The landscape of social-behavioral sciences, particularly psychology, underwent a significant transformation in the early 2010s. A series of events spurred a collective soul-searching within the academic community, raising doubts about the credibility of published research. Studies like the Reproducibility Project in Psychology (RPP) and the Many Labs projects sounded an alarm, highlighting that the literature was not as replicable as once assumed.
In response to this challenge, numerous solutions were proposed to increase the rigor, credibility, and replicability of research findings. These solutions included preregistration, increasing sample sizes, and more open sharing of research materials. However, a counter argument suggested that the low replicability of social-behavioral science findings was an inherent aspect of studying complex phenomena sensitive to numerous variables.
Enter a paper published in Nature Human Behaviour this week, suggesting that high rigor, even in complex social systems, is achievable. The paper reports the outcome of a six-year prospective replication project. Four social-behavioral research labs from the University of California, Santa Barbara (UCSB), Stanford University, the University of California, Berkeley (UC Berkeley), and the University of Virginia committed to adopting several rigor-enhancing practices and replicating each other's novel discoveries. Across 16 novel discoveries, extremely high replicability rates were observed. On average, independent replication effect sizes were 97% the size of the original lab’s confirmatory test. This demonstrates much higher replicability than prior systematic replication projects in which replication effect sizes were about 50% the size of original findings. This paper demonstrates that low replicability of social-behavioral scientific studies is not inevitable; the presumed rigor-enhancing behaviors are indeed associated with high replicability.

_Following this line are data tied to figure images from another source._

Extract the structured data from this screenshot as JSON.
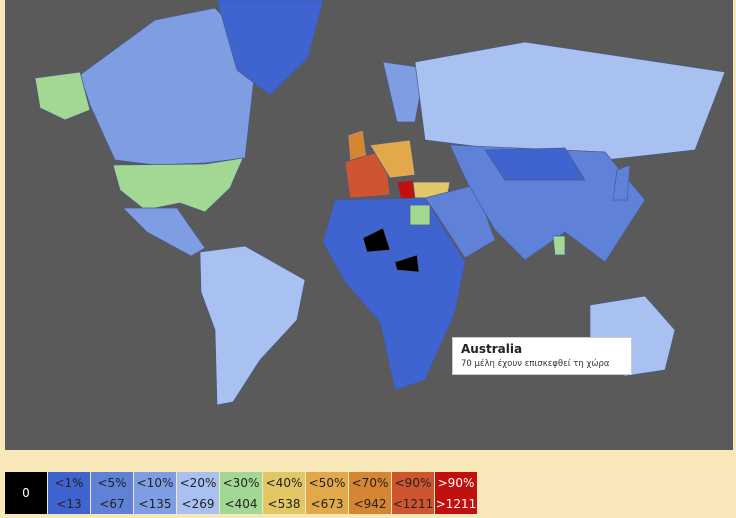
{
  "tooltip": {
    "title": "Australia",
    "text": "70 μέλη έχουν επισκεφθεί τη χώρα"
  },
  "legend": {
    "items": [
      {
        "top": "0",
        "color": "#000000"
      },
      {
        "top": "<1%",
        "bottom": "<13",
        "color": "#3f63cf"
      },
      {
        "top": "<5%",
        "bottom": "<67",
        "color": "#5f82d8"
      },
      {
        "top": "<10%",
        "bottom": "<135",
        "color": "#7f9de2"
      },
      {
        "top": "<20%",
        "bottom": "<269",
        "color": "#a9c1f1"
      },
      {
        "top": "<30%",
        "bottom": "<404",
        "color": "#a2d894"
      },
      {
        "top": "<40%",
        "bottom": "<538",
        "color": "#e2c766"
      },
      {
        "top": "<50%",
        "bottom": "<673",
        "color": "#e2a94a"
      },
      {
        "top": "<70%",
        "bottom": "<942",
        "color": "#d68533"
      },
      {
        "top": "<90%",
        "bottom": "<1211",
        "color": "#cf5530"
      },
      {
        "top": ">90%",
        "bottom": ">1211",
        "color": "#c0100f"
      }
    ]
  }
}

The principal investigators of the four labs were Jonathan Schooler of UCSB’s META Lab, Jon Krosnick of Stanford's Political Psychology Research Group, Leif Nelson at UC Berkeley's Haas School of Business, and Brian Nosek, who is affiliated with the University of Virginia and is the Executive Director of the Center for Open Science. John Protzko of UCSB’s META Lab and Central Connecticut State University lead project management of the whole effort.

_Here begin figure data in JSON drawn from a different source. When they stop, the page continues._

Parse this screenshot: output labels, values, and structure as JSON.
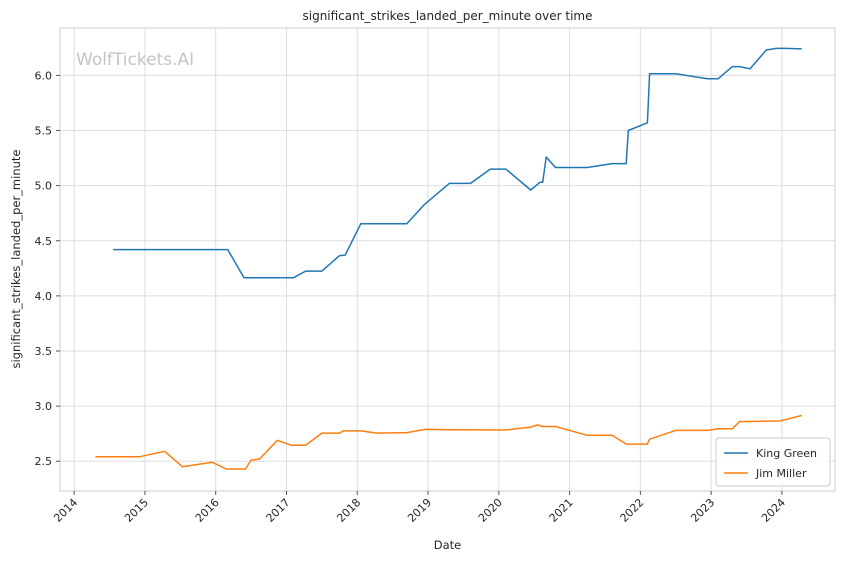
{
  "chart_data": {
    "type": "line",
    "title": "significant_strikes_landed_per_minute over time",
    "xlabel": "Date",
    "ylabel": "significant_strikes_landed_per_minute",
    "watermark": "WolfTickets.AI",
    "x_ticks": [
      "2014",
      "2015",
      "2016",
      "2017",
      "2018",
      "2019",
      "2020",
      "2021",
      "2022",
      "2023",
      "2024"
    ],
    "y_ticks": [
      "2.5",
      "3.0",
      "3.5",
      "4.0",
      "4.5",
      "5.0",
      "5.5",
      "6.0"
    ],
    "xlim": [
      2013.8,
      2024.75
    ],
    "ylim": [
      2.23,
      6.43
    ],
    "grid": true,
    "legend_position": "lower-right",
    "series": [
      {
        "name": "King Green",
        "color": "#1f77b4",
        "points": [
          [
            2014.55,
            4.42
          ],
          [
            2016.17,
            4.42
          ],
          [
            2016.4,
            4.165
          ],
          [
            2017.1,
            4.165
          ],
          [
            2017.27,
            4.225
          ],
          [
            2017.5,
            4.225
          ],
          [
            2017.75,
            4.365
          ],
          [
            2017.83,
            4.37
          ],
          [
            2018.05,
            4.655
          ],
          [
            2018.7,
            4.655
          ],
          [
            2018.95,
            4.83
          ],
          [
            2019.3,
            5.02
          ],
          [
            2019.6,
            5.02
          ],
          [
            2019.88,
            5.15
          ],
          [
            2020.1,
            5.15
          ],
          [
            2020.45,
            4.96
          ],
          [
            2020.58,
            5.03
          ],
          [
            2020.62,
            5.03
          ],
          [
            2020.67,
            5.26
          ],
          [
            2020.8,
            5.165
          ],
          [
            2021.25,
            5.165
          ],
          [
            2021.6,
            5.2
          ],
          [
            2021.8,
            5.2
          ],
          [
            2021.83,
            5.5
          ],
          [
            2022.1,
            5.57
          ],
          [
            2022.13,
            6.015
          ],
          [
            2022.5,
            6.015
          ],
          [
            2022.95,
            5.97
          ],
          [
            2023.1,
            5.97
          ],
          [
            2023.3,
            6.08
          ],
          [
            2023.4,
            6.08
          ],
          [
            2023.55,
            6.06
          ],
          [
            2023.78,
            6.23
          ],
          [
            2023.92,
            6.245
          ],
          [
            2024.05,
            6.245
          ],
          [
            2024.28,
            6.24
          ]
        ]
      },
      {
        "name": "Jim Miller",
        "color": "#ff7f0e",
        "points": [
          [
            2014.3,
            2.54
          ],
          [
            2014.92,
            2.54
          ],
          [
            2015.28,
            2.59
          ],
          [
            2015.53,
            2.45
          ],
          [
            2015.95,
            2.49
          ],
          [
            2016.15,
            2.43
          ],
          [
            2016.42,
            2.43
          ],
          [
            2016.5,
            2.51
          ],
          [
            2016.62,
            2.52
          ],
          [
            2016.87,
            2.69
          ],
          [
            2017.07,
            2.645
          ],
          [
            2017.27,
            2.645
          ],
          [
            2017.5,
            2.755
          ],
          [
            2017.75,
            2.755
          ],
          [
            2017.8,
            2.775
          ],
          [
            2018.05,
            2.775
          ],
          [
            2018.28,
            2.755
          ],
          [
            2018.7,
            2.76
          ],
          [
            2018.97,
            2.79
          ],
          [
            2019.3,
            2.785
          ],
          [
            2020.1,
            2.783
          ],
          [
            2020.45,
            2.81
          ],
          [
            2020.55,
            2.83
          ],
          [
            2020.62,
            2.815
          ],
          [
            2020.8,
            2.815
          ],
          [
            2021.25,
            2.735
          ],
          [
            2021.6,
            2.735
          ],
          [
            2021.8,
            2.655
          ],
          [
            2022.1,
            2.655
          ],
          [
            2022.13,
            2.7
          ],
          [
            2022.5,
            2.78
          ],
          [
            2022.95,
            2.78
          ],
          [
            2023.1,
            2.795
          ],
          [
            2023.3,
            2.795
          ],
          [
            2023.4,
            2.86
          ],
          [
            2023.97,
            2.865
          ],
          [
            2024.28,
            2.915
          ]
        ]
      }
    ]
  }
}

The adoption of larger samples, preregistration, and transparent sharing of materials and protocols has been on the rise over the past decade, not only in social-behavioral sciences but across various scholarly domains. This paper serves as a proof-of-concept, enabled by the Open Science Framework (OSF) and advocated by the Center for Open Science (COS), that these solutions can indeed enhance replicability.
Moreover, major research stakeholders like journals, funders, and others are embracing policies and incentives to encourage greater rigor and transparency. This trend further accelerates the adoption of these behaviors, fostering a research environment that prioritizes the integrity and credibility of scientific findings.

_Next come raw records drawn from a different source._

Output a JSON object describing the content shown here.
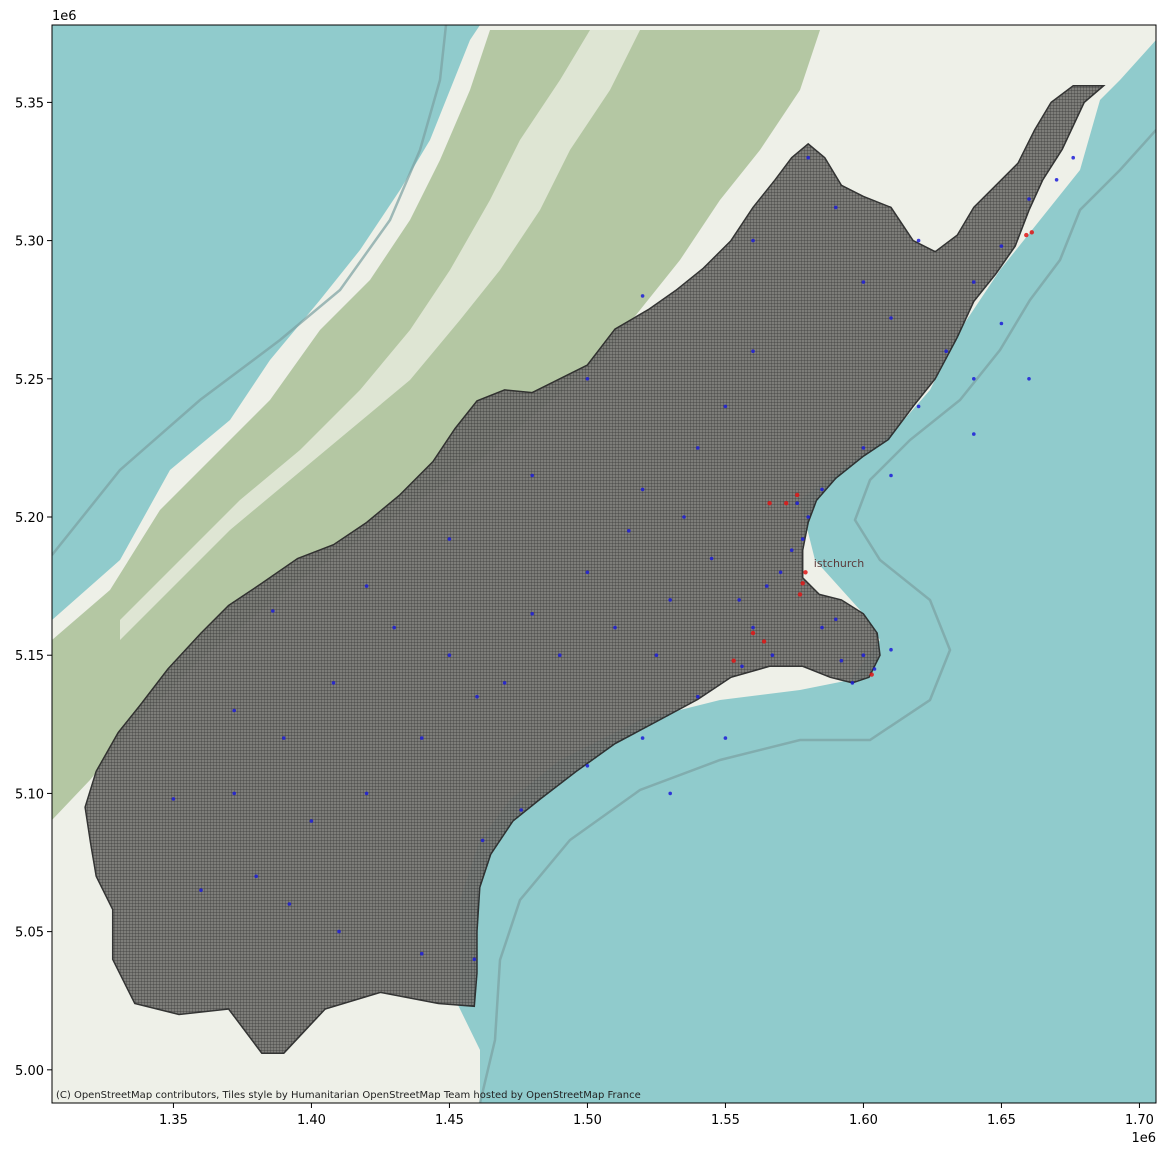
{
  "chart_data": {
    "type": "scatter",
    "title": "",
    "xlabel": "",
    "ylabel": "",
    "x_offset_label": "1e6",
    "y_offset_label": "1e6",
    "xlim": [
      1.306,
      1.706
    ],
    "ylim": [
      4.988,
      5.378
    ],
    "x_ticks": [
      1.35,
      1.4,
      1.45,
      1.5,
      1.55,
      1.6,
      1.65,
      1.7
    ],
    "x_tick_labels": [
      "1.35",
      "1.40",
      "1.45",
      "1.50",
      "1.55",
      "1.60",
      "1.65",
      "1.70"
    ],
    "y_ticks": [
      5.0,
      5.05,
      5.1,
      5.15,
      5.2,
      5.25,
      5.3,
      5.35
    ],
    "y_tick_labels": [
      "5.00",
      "5.05",
      "5.10",
      "5.15",
      "5.20",
      "5.25",
      "5.30",
      "5.35"
    ],
    "grid": false,
    "basemap": "OpenStreetMap Humanitarian",
    "colors": {
      "sea": "#90cbcc",
      "land": "#eef0e8",
      "forest": "#a9bf96",
      "region_fill": "#6f6f6c",
      "grid_line": "#2c2c2c",
      "points_primary": "#1c1cd8",
      "points_secondary": "#e01515"
    },
    "map_labels": [
      {
        "text": "istchurch",
        "x": 1.582,
        "y": 5.182
      }
    ],
    "series": [
      {
        "color": "#1c1cd8",
        "points": [
          [
            1.574,
            5.188
          ],
          [
            1.578,
            5.192
          ],
          [
            1.57,
            5.18
          ],
          [
            1.565,
            5.175
          ],
          [
            1.58,
            5.2
          ],
          [
            1.576,
            5.205
          ],
          [
            1.59,
            5.163
          ],
          [
            1.6,
            5.15
          ],
          [
            1.604,
            5.145
          ],
          [
            1.61,
            5.152
          ],
          [
            1.596,
            5.14
          ],
          [
            1.66,
            5.315
          ],
          [
            1.65,
            5.298
          ],
          [
            1.64,
            5.285
          ],
          [
            1.67,
            5.322
          ],
          [
            1.676,
            5.33
          ],
          [
            1.62,
            5.24
          ],
          [
            1.6,
            5.225
          ],
          [
            1.585,
            5.21
          ],
          [
            1.54,
            5.225
          ],
          [
            1.52,
            5.21
          ],
          [
            1.5,
            5.18
          ],
          [
            1.48,
            5.165
          ],
          [
            1.46,
            5.135
          ],
          [
            1.44,
            5.12
          ],
          [
            1.42,
            5.1
          ],
          [
            1.4,
            5.09
          ],
          [
            1.38,
            5.07
          ],
          [
            1.36,
            5.065
          ],
          [
            1.35,
            5.098
          ],
          [
            1.372,
            5.13
          ],
          [
            1.41,
            5.05
          ],
          [
            1.44,
            5.042
          ],
          [
            1.459,
            5.04
          ],
          [
            1.462,
            5.083
          ],
          [
            1.476,
            5.094
          ],
          [
            1.5,
            5.11
          ],
          [
            1.52,
            5.12
          ],
          [
            1.54,
            5.135
          ],
          [
            1.556,
            5.146
          ],
          [
            1.56,
            5.16
          ],
          [
            1.53,
            5.17
          ],
          [
            1.51,
            5.16
          ],
          [
            1.49,
            5.15
          ],
          [
            1.47,
            5.14
          ],
          [
            1.45,
            5.15
          ],
          [
            1.43,
            5.16
          ],
          [
            1.408,
            5.14
          ],
          [
            1.39,
            5.12
          ],
          [
            1.372,
            5.1
          ],
          [
            1.392,
            5.06
          ],
          [
            1.52,
            5.28
          ],
          [
            1.56,
            5.3
          ],
          [
            1.58,
            5.33
          ],
          [
            1.59,
            5.312
          ],
          [
            1.61,
            5.272
          ],
          [
            1.63,
            5.26
          ],
          [
            1.64,
            5.25
          ],
          [
            1.62,
            5.3
          ],
          [
            1.56,
            5.26
          ],
          [
            1.55,
            5.24
          ],
          [
            1.5,
            5.25
          ],
          [
            1.48,
            5.215
          ],
          [
            1.45,
            5.192
          ],
          [
            1.42,
            5.175
          ],
          [
            1.386,
            5.166
          ],
          [
            1.515,
            5.195
          ],
          [
            1.535,
            5.2
          ],
          [
            1.545,
            5.185
          ],
          [
            1.555,
            5.17
          ],
          [
            1.525,
            5.15
          ],
          [
            1.585,
            5.16
          ],
          [
            1.592,
            5.148
          ],
          [
            1.567,
            5.15
          ],
          [
            1.55,
            5.12
          ],
          [
            1.53,
            5.1
          ],
          [
            1.6,
            5.285
          ],
          [
            1.65,
            5.27
          ],
          [
            1.66,
            5.25
          ],
          [
            1.64,
            5.23
          ],
          [
            1.61,
            5.215
          ]
        ]
      },
      {
        "color": "#e01515",
        "points": [
          [
            1.578,
            5.176
          ],
          [
            1.579,
            5.18
          ],
          [
            1.577,
            5.172
          ],
          [
            1.576,
            5.208
          ],
          [
            1.572,
            5.205
          ],
          [
            1.566,
            5.205
          ],
          [
            1.659,
            5.302
          ],
          [
            1.661,
            5.303
          ],
          [
            1.603,
            5.143
          ],
          [
            1.56,
            5.158
          ],
          [
            1.564,
            5.155
          ],
          [
            1.553,
            5.148
          ]
        ]
      }
    ]
  },
  "region": {
    "outline": [
      [
        1.687,
        5.356
      ],
      [
        1.68,
        5.35
      ],
      [
        1.672,
        5.333
      ],
      [
        1.665,
        5.322
      ],
      [
        1.66,
        5.311
      ],
      [
        1.655,
        5.298
      ],
      [
        1.648,
        5.288
      ],
      [
        1.64,
        5.278
      ],
      [
        1.634,
        5.265
      ],
      [
        1.626,
        5.25
      ],
      [
        1.618,
        5.24
      ],
      [
        1.609,
        5.228
      ],
      [
        1.6,
        5.222
      ],
      [
        1.59,
        5.214
      ],
      [
        1.583,
        5.206
      ],
      [
        1.58,
        5.198
      ],
      [
        1.578,
        5.188
      ],
      [
        1.578,
        5.178
      ],
      [
        1.584,
        5.172
      ],
      [
        1.592,
        5.17
      ],
      [
        1.6,
        5.165
      ],
      [
        1.605,
        5.158
      ],
      [
        1.606,
        5.15
      ],
      [
        1.602,
        5.142
      ],
      [
        1.596,
        5.14
      ],
      [
        1.588,
        5.142
      ],
      [
        1.578,
        5.146
      ],
      [
        1.566,
        5.146
      ],
      [
        1.552,
        5.142
      ],
      [
        1.54,
        5.134
      ],
      [
        1.525,
        5.126
      ],
      [
        1.51,
        5.118
      ],
      [
        1.496,
        5.108
      ],
      [
        1.483,
        5.098
      ],
      [
        1.473,
        5.09
      ],
      [
        1.465,
        5.078
      ],
      [
        1.461,
        5.066
      ],
      [
        1.46,
        5.05
      ],
      [
        1.46,
        5.035
      ],
      [
        1.459,
        5.023
      ],
      [
        1.446,
        5.024
      ],
      [
        1.425,
        5.028
      ],
      [
        1.405,
        5.022
      ],
      [
        1.39,
        5.006
      ],
      [
        1.382,
        5.006
      ],
      [
        1.37,
        5.022
      ],
      [
        1.352,
        5.02
      ],
      [
        1.336,
        5.024
      ],
      [
        1.328,
        5.04
      ],
      [
        1.328,
        5.058
      ],
      [
        1.322,
        5.07
      ],
      [
        1.32,
        5.082
      ],
      [
        1.318,
        5.095
      ],
      [
        1.322,
        5.108
      ],
      [
        1.33,
        5.122
      ],
      [
        1.338,
        5.132
      ],
      [
        1.348,
        5.145
      ],
      [
        1.36,
        5.158
      ],
      [
        1.37,
        5.168
      ],
      [
        1.382,
        5.176
      ],
      [
        1.395,
        5.185
      ],
      [
        1.408,
        5.19
      ],
      [
        1.42,
        5.198
      ],
      [
        1.432,
        5.208
      ],
      [
        1.444,
        5.22
      ],
      [
        1.452,
        5.232
      ],
      [
        1.46,
        5.242
      ],
      [
        1.47,
        5.246
      ],
      [
        1.48,
        5.245
      ],
      [
        1.49,
        5.25
      ],
      [
        1.5,
        5.255
      ],
      [
        1.51,
        5.268
      ],
      [
        1.522,
        5.275
      ],
      [
        1.532,
        5.282
      ],
      [
        1.542,
        5.29
      ],
      [
        1.552,
        5.3
      ],
      [
        1.56,
        5.312
      ],
      [
        1.568,
        5.322
      ],
      [
        1.574,
        5.33
      ],
      [
        1.58,
        5.335
      ],
      [
        1.586,
        5.33
      ],
      [
        1.592,
        5.32
      ],
      [
        1.6,
        5.316
      ],
      [
        1.61,
        5.312
      ],
      [
        1.618,
        5.3
      ],
      [
        1.626,
        5.296
      ],
      [
        1.634,
        5.302
      ],
      [
        1.64,
        5.312
      ],
      [
        1.648,
        5.32
      ],
      [
        1.656,
        5.328
      ],
      [
        1.662,
        5.34
      ],
      [
        1.668,
        5.35
      ],
      [
        1.676,
        5.356
      ]
    ]
  },
  "attribution": "(C) OpenStreetMap contributors, Tiles style by Humanitarian OpenStreetMap Team hosted by OpenStreetMap France"
}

Even though the extent to which these behaviors have benefits across a variety of research domains and methodologies remains unclear, the study implemented a "kitchen sink" approach, combining multiple behaviors to assess whether high replicability was attainable in principle.
As the metascience community continues to evaluate the benefits of open practices, it will become clearer how each specific behavior contributes and where their limitations lie in enhancing research credibility. Establishing replicability, after all, does not directly guarantee validity or importance. A highly replicable finding could still be flawed due to confounding variables or misinterpretation of evidence. Likewise, it could be highly replicable but ultimately trivial, offering little value in advancing research.
Scientists have identified challenges to the credibility of research findings, proposed solutions to improve, and adopted many of those solutions in practice. This paper suggests that these reforms are on the right track. The solutions proposed offer promising avenues for improving the scientific process, but the journey towards better research practices is an ongoing one, with further exploration and evaluation needed to unlock their full potential and to identify their limitations, and even counterproductive impacts. With an active metascience movement interrogating these questions, we are confident that a more robust, transparent, and reliable scientific landscape is within reach.